Je me maintiens tant bien que mal sur le côté et je m’enfonce en moi-même. J’attends que la pression exercée par les jambes  diminue pour avoir l’opportunité de me dégager. Je commence à ne plus voir qu’un voile rouge mais je grimace cependant un sourire.
Un soupir, Konoko relâche sa prise et se met debout. La couleur violette de ma face grotesquement souriante l’a découragée. Je tousse et me relève.
« Tu n’es pas sérieux me dit-elle, toujours à faire le guignol, ça me déconcentre… »
Elle me touche le bout du nez et me sourit. Puis son regard disparaît à nouveau.

    J’ai eu ma chance. Je n'avais pas loin de dix-huit ans. Je sentais bien qu’un courant passait entre nous lorsque nous rentrions à pied en direction de notre lotissement.
Trop de timidité, trop de proximité, trop de scrupules. J’avais laissé passer le temps et le temps s’était vengé.
Elle l’avait rencontré, Lui. Il dansait merveilleusement et s’était mis au Judo où il excella rapidement.
Nos destinées divergèrent de nombreuses années jusqu’à ce jour où elle me retrouva pour m’inciter à créer un club avec l’aide d’anciens amis. Pascal, un ancien de la bande d’ados furieux qui était maintenant cinquième Dan assurerait les cours.

    Konoko retrousse sa manche droite  avant d’attaquer. Je remarque une fois de plus à quel point elle a maigri. Elle était déjà mince, maintenant elle est carrément maigre. Elle arrive à saisir le haut de mon col. Je sens l’Uchi Mata saignant se profiler à l’horizon…
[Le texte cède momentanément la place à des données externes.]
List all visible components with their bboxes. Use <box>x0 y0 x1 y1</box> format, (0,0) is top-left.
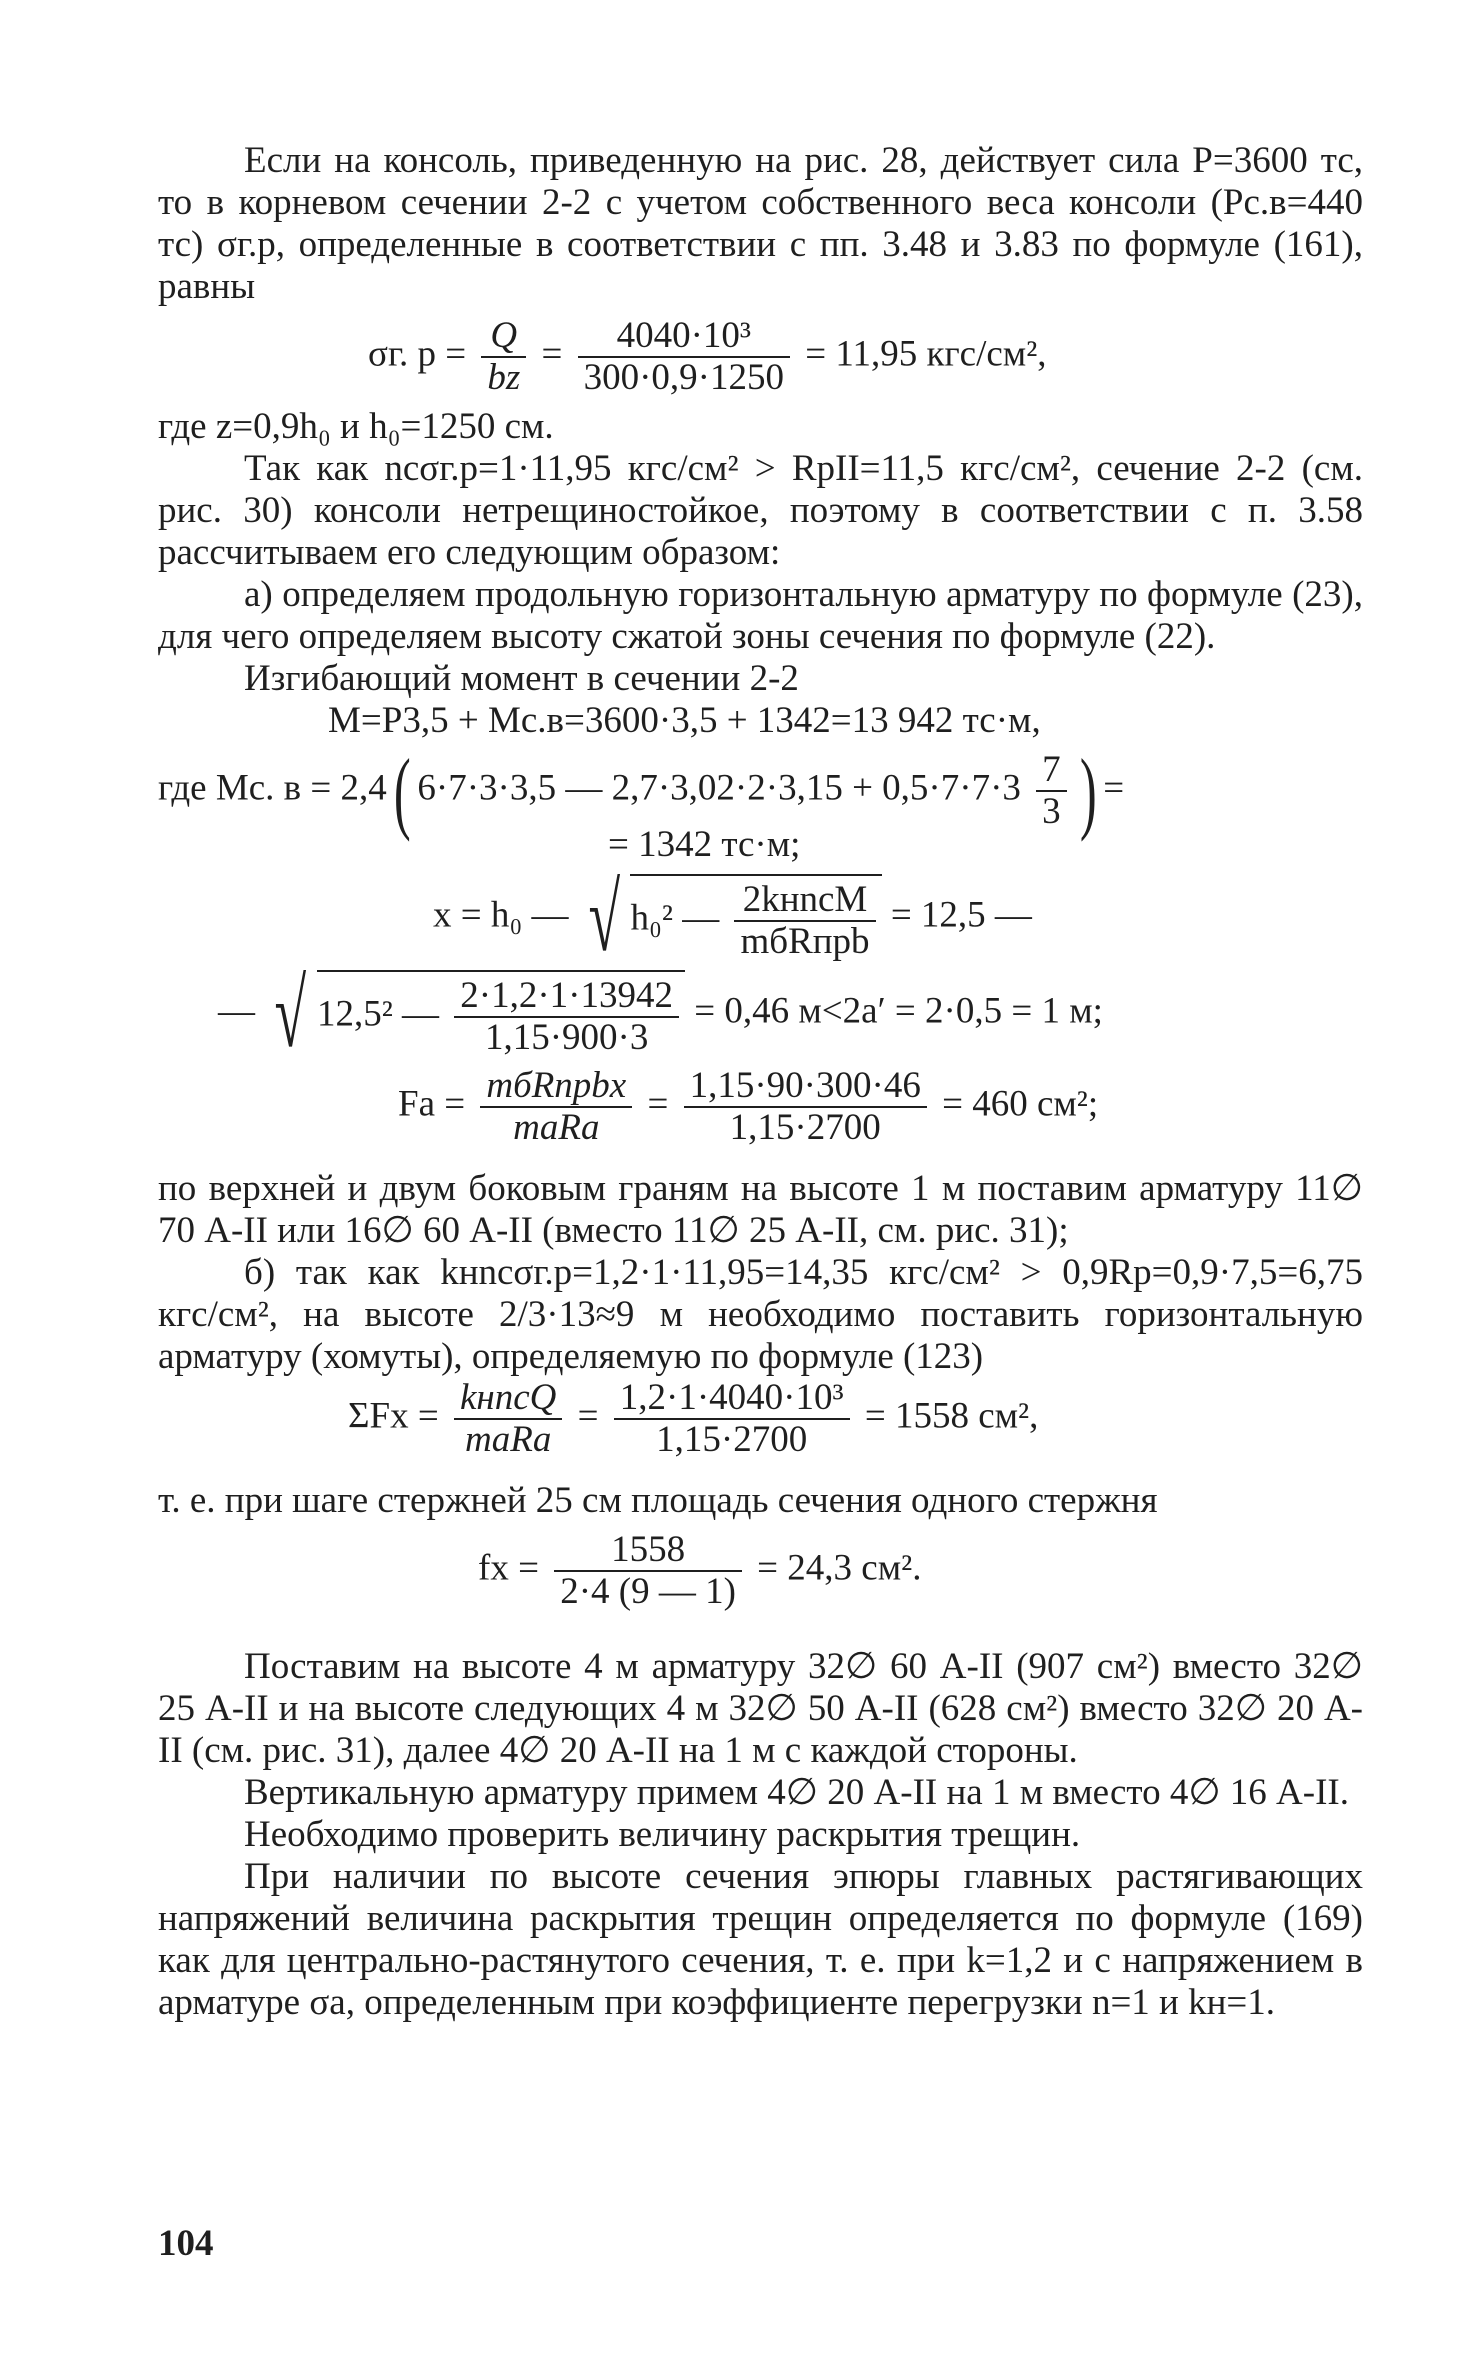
fraction-fa-general: $\frac{\text{mбRпрbx}}{\text{mаRа}}$ <box>480 1066 632 1148</box>
fraction-fa-values: $\frac{1,15\cdot 90\cdot 300\cdot 46}{1,15\cdot 2700}$ <box>684 1066 927 1148</box>
formula-moment: M=P3,5 + Mс.в=3600·3,5 + 1342=13 942 тс·м, <box>328 700 1041 741</box>
paragraph-step-a: а) определяем продольную горизонтальную арматуру по формуле (23), для чего определяем высоту сжатой зоны сечения по формуле (22). <box>158 574 1363 657</box>
formula-sumfx: ΣFх = $\frac{\text{kнnсQ}}{\text{mаRа}}$ = $\frac{\text{1,2·1·4040·10³}}{1,15\cdot 2700}$ = 1558 см², <box>348 1377 1039 1460</box>
paragraph-reinforcement-top: по верхней и двум боковым граням на высоте 1 м поставим арматуру 11∅ 70 А-II или 16∅ 60 А-II (вместо 11∅ 25 А-II, см. рис. 31); <box>158 1168 1363 1251</box>
fraction-q-bz: $\frac{Q}{bz}$ <box>481 316 526 398</box>
formula-x-values: — √ 12,5² — $\frac{2\cdot 1,2\cdot 1\cdot 13942}{1,15\cdot 900\cdot 3}$ = 0,46 м<2a′ = 2·0,5 = 1 м; <box>218 960 1103 1067</box>
paragraph-step-b: б) так как kнnсσг.р=1,2·1·11,95=14,35 кгс/см² > 0,9Rр=0,9·7,5=6,75 кгс/см², на высоте 2/3·13≈9 м необходимо поставить горизонтальную арматуру (хомуты), определяемую по формуле (123) <box>158 1252 1363 1377</box>
formula-mcv: где Mс. в = 2,4( 6·7·3·3,5 — 2,7·3,02·2·3,15 + 0,5·7·7·3 $\frac{7}{3}$ ) = <box>158 740 1125 842</box>
fraction-seven-thirds: $\frac{7}{3}$ <box>1036 750 1067 832</box>
fraction-sumfx-values: $\frac{\text{1,2·1·4040·10³}}{1,15\cdot 2700}$ <box>614 1378 850 1460</box>
fraction-x-values: $\frac{2\cdot 1,2\cdot 1\cdot 13942}{1,15\cdot 900\cdot 3}$ <box>454 976 679 1058</box>
paragraph-vertical-reinforcement: Вертикальную арматуру примем 4∅ 20 А-II на 1 м вместо 4∅ 16 А-II. <box>244 1772 1349 1813</box>
formula-sigma: σг. р = $\frac{Q}{bz}$ = $\frac{\text{4040·10³}}{300\cdot 0,9\cdot 1250}$ = 11,95 кгс/см², <box>368 315 1047 398</box>
paragraph-crack-check: Так как nсσг.р=1·11,95 кгс/см² > RрII=11,5 кгс/см², сечение 2-2 (см. рис. 30) консоли нетрещиностойкое, поэтому в соответствии с п. 3.58 рассчитываем его следующим образом: <box>158 448 1363 573</box>
fraction-sumfx-general: $\frac{\text{kнnсQ}}{\text{mаRа}}$ <box>454 1378 562 1460</box>
fraction-sigma-values: $\frac{\text{4040·10³}}{300\cdot 0,9\cdot 1250}$ <box>578 316 790 398</box>
formula-fx: fх = $\frac{1558}{2\cdot 4 (9 — 1)}$ = 24,3 см². <box>478 1529 922 1612</box>
paragraph-crack-opening-method: При наличии по высоте сечения эпюры главных растягивающих напряжений величина раскрытия трещин определяется по формуле (169) как для центрально-растянутого сечения, т. е. при k=1,2 и с напряжением в арматуре σа, определенным при коэффициенте перегрузки n=1 и kн=1. <box>158 1856 1363 2023</box>
page-body <box>158 140 1363 2024</box>
fraction-x-general: $\frac{\text{2kнnсM}}{\text{mбRпрb}}$ <box>734 880 875 962</box>
formula-x-general: x = h₀ — √ h₀² — $\frac{\text{2kнnсM}}{\text{mбRпрb}}$ = 12,5 — <box>433 864 1032 971</box>
paragraph-bending-moment: Изгибающий момент в сечении 2-2 <box>244 658 799 699</box>
page-number: 104 <box>158 2223 214 2264</box>
paragraph-crack-opening-check: Необходимо проверить величину раскрытия трещин. <box>244 1814 1081 1855</box>
paragraph-place-reinforcement: Поставим на высоте 4 м арматуру 32∅ 60 А-II (907 см²) вместо 32∅ 25 А-II и на высоте следующих 4 м 32∅ 50 А-II (628 см²) вместо 32∅ 20 А-II (см. рис. 31), далее 4∅ 20 А-II на 1 м с каждой стороны. <box>158 1646 1363 1771</box>
paragraph-z-definition: где z=0,9h₀ и h₀=1250 см. <box>158 406 554 447</box>
sqrt-sign: √ <box>588 864 620 971</box>
paragraph-bar-spacing: т. е. при шаге стержней 25 см площадь сечения одного стержня <box>158 1480 1158 1521</box>
fraction-fx: $\frac{1558}{2\cdot 4 (9 — 1)}$ <box>554 1530 742 1612</box>
formula-fa: Fа = $\frac{\text{mбRпрbx}}{\text{mаRа}}$ = $\frac{1,15\cdot 90\cdot 300\cdot 46}{1,15\cdot 2700}$ = 460 см²; <box>398 1065 1099 1148</box>
formula-mcv-result: = 1342 тс·м; <box>608 824 801 865</box>
sqrt-sign: √ <box>274 960 307 1067</box>
paragraph-intro: Если на консоль, приведенную на рис. 28, действует сила P=3600 тс, то в корневом сечении 2-2 с учетом собственного веса консоли (Pс.в=440 тс) σг.р, определенные в соответствии с пп. 3.48 и 3.83 по формуле (161), равны <box>158 140 1363 307</box>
    Quand je lui demandais si elle n’avait pas un peu maigri, Konoko me disait que c’était à cause de sa conversion à la course à pied.
A cette époque, j’étais devenu un judoka médiocre doublé d’un coureur passable. J’avais créé, avec l’aide d’une association de quartier une petite corrida sympathique et j’incitais tout mon entourage à y participer.
« Je viendrai, je m’entraîne pour ça, me disait-elle.»
Et comme elle ne faisait pas les choses à moitié, elle courait soir et matin comme si quelque chose ou quelqu’un la fuyait, comme si sa vie en dépendait. « Je viendrai, ne t’en fais pas… »

    Je me contracte, je me penche légèrement en avant. Erreur de débutant. Konoko bascule subitement et sa jambe droite fauche l’intérieur de ma cuisse alors que son corps pivote en équilibre sur un pied. Uchi mata ! Je fais un soleil et me retrouve sur le dos dans un concert de cris et de rires. Tout le club s'esclaffe : je me suis encore fait rouler dans la farine. Toutes ces années de Judo et je me fais toujours avoir !
Dès que j’ai repris ma respiration, je me mets à rire. Konoko rit aussi puis son regard se voile.
Le cours se termine, Konoko touche à nouveau le bout de mon nez avant d’aller se rhabiller.

    Deux jours plus tard, j’apprenais que Konoko avait fait le grand saut, nous laissant tous face à un abîme insondable de questions indicibles.
Damien, le seul d’entre nous qui avait fait une carrière internationale de judoka descendit de Paris dès le lendemain et resta pour l’enterrement qui nous vit tous sanglotants et hébétés face à cet événement vide de sens.

Il me fallut des semaines pour comprendre la vérité. Konoko s'était sentie trahie. Depuis des années, elle avait bâti sa vie toute droite, bâti son couple, bâti sa famille, bâti sa maison. Tout cela lui échappait, elle ne trouvait pas d’issue.

    Un été aux sentiments brumeux suivit cet événement. La rentrée du club fut plus que pénible pour les proches de Konoko que nous étions.
Dès que j’ai mis le pied sur ce tatami si froid, si terne, je sus que c’était fini. Je resterai encore quelques années mais quelque chose s’était brisé.